While the fate of the contestants of UP assembly election in the eastern UP has been sealed in the electronic voting machines for the first three phases, the fate of voters would depend on the result of the elections. But, most are skeptical about the winning candidates bringing any positive change.

"Aam adami ke bhagya ke bare mein kya baat karte hain, sabhi janate hain ki sirf unka bhagya balata hai jo chunav jitate hain (Don't talk about common man's fate, everyone knows that only the fate of winning leaders changes)," is the instant reply that comes from an elderly person in Azamgarh district during the coverage of assembly election in the region.

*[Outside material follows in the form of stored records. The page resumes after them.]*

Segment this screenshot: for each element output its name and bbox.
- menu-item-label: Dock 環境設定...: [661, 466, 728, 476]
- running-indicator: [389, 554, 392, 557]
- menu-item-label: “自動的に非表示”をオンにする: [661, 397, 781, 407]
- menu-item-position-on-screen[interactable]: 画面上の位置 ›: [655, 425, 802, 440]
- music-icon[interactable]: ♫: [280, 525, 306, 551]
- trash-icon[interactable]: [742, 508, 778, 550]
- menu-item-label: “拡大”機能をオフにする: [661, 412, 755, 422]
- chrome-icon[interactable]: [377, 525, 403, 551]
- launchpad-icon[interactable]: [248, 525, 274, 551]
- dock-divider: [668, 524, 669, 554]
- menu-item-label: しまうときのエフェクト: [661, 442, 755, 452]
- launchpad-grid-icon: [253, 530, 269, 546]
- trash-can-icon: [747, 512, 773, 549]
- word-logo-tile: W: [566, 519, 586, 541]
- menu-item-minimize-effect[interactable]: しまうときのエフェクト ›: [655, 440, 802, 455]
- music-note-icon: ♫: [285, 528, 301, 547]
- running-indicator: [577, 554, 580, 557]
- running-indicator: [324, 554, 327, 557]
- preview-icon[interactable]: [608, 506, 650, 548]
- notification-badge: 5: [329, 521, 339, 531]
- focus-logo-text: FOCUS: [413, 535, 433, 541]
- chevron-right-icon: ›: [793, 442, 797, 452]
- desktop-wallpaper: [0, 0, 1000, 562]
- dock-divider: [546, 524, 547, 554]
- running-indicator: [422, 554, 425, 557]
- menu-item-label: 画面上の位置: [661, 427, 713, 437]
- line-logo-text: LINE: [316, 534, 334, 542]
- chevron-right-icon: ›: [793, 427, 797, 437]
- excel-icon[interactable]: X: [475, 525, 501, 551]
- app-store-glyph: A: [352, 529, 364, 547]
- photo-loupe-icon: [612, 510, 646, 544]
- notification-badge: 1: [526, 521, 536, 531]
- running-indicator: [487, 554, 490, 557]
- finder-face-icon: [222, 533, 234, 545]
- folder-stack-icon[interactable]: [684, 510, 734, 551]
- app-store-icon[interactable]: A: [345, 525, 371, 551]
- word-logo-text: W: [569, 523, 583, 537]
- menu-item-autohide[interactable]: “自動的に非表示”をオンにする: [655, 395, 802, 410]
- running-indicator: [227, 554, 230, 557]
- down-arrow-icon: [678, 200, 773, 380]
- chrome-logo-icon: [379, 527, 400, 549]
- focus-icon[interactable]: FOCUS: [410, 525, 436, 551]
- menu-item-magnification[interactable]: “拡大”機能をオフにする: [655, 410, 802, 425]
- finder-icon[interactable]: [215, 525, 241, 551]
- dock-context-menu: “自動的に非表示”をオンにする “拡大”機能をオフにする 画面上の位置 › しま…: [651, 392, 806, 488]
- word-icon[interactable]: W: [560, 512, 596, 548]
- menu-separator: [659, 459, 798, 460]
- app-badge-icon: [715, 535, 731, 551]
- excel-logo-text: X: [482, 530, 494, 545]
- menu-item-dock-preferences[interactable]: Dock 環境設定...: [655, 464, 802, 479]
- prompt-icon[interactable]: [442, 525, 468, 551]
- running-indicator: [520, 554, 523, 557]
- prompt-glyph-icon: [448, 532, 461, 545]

According to him, there is nothing much to rejoice or to expect as ordinary people like him have been facing hardships for a long time. "We can just hope for slight improvement, nothing more," he said.

His reaction clearly indicates the increasing wealth of politicians and public representatives. The report of the Association for Democratic Reforms (ADR) and Uttar Pradesh Election Watch (UPEW) also suggested that the average asset growth of the re-contesting MLAs in the third phase of UP assembly election was Rs 4,41,62,607. The average percentage growth in assets for those MLA was 310%. There were 35 such re-contesting MLAs in the third phase of election. The average asset of those MLAs as declared in 2007 was Rs 1,42,63,643 while the figure became Rs 5,84,26,250 in 2012.

Besides poverty the region also has poor infrastructure and civic amenities. The roads in most parts of the districts including Deoria, Azamgarh, Ballia, Ghazipur, Jaunpur, Sant Ravidas Nagar (Bhadohi), Sonbhadra and Varanasi are in poor state. The frequent and long power cuts make for a major problem in most of these parts. The industry, particularly the small and cottage, is in a shambles.

"We are accustomed to our hardship. Please ask the 'neta' (leaders) to spend a day in actually understanding our problems," said a farmer Ramjeevan of Jaunpur district. A journey on the road connecting Jaunpur to Bhadohi proves to be a nightmare. Similar is the condition of roads connecting Ghosi to Ballia and Azamgarh to Deoria. The Sonbhadra district, which generates power and revenue, has the worst roads in this region.

For a man like Ramjeevan, a native of Jaunpur, the leaders are responsible for the backwardness of eastern UP. The poverty and backwardness of this region is an old issue. For the first time the MP from Ghazipur, Vishwanath Singh Gahmari, had raised the issue of poverty in the eastern region of UP in the Parliament in 1962. The then Prime MinisterJawaharlal Nehru had constituted a commission to study the socio-economic backwardness of the region and prepare a detailed report. The report of the Patel Commission was submitted in 1964, but it was shelved with other files. Since then many governments ruled the Centre and state, but no significant change came to the life of common man of this region. Now, it is upon the new government in the state after the completion of assembly elections to address people's problems.

The main problems of the region are that most of the sugar mills in Deoria and other districts are closed, Gorakhpur fertilizer factory is closed, silk industry is in a crisis, the region faces power shortage, though it produces about 12,000 MW electricity.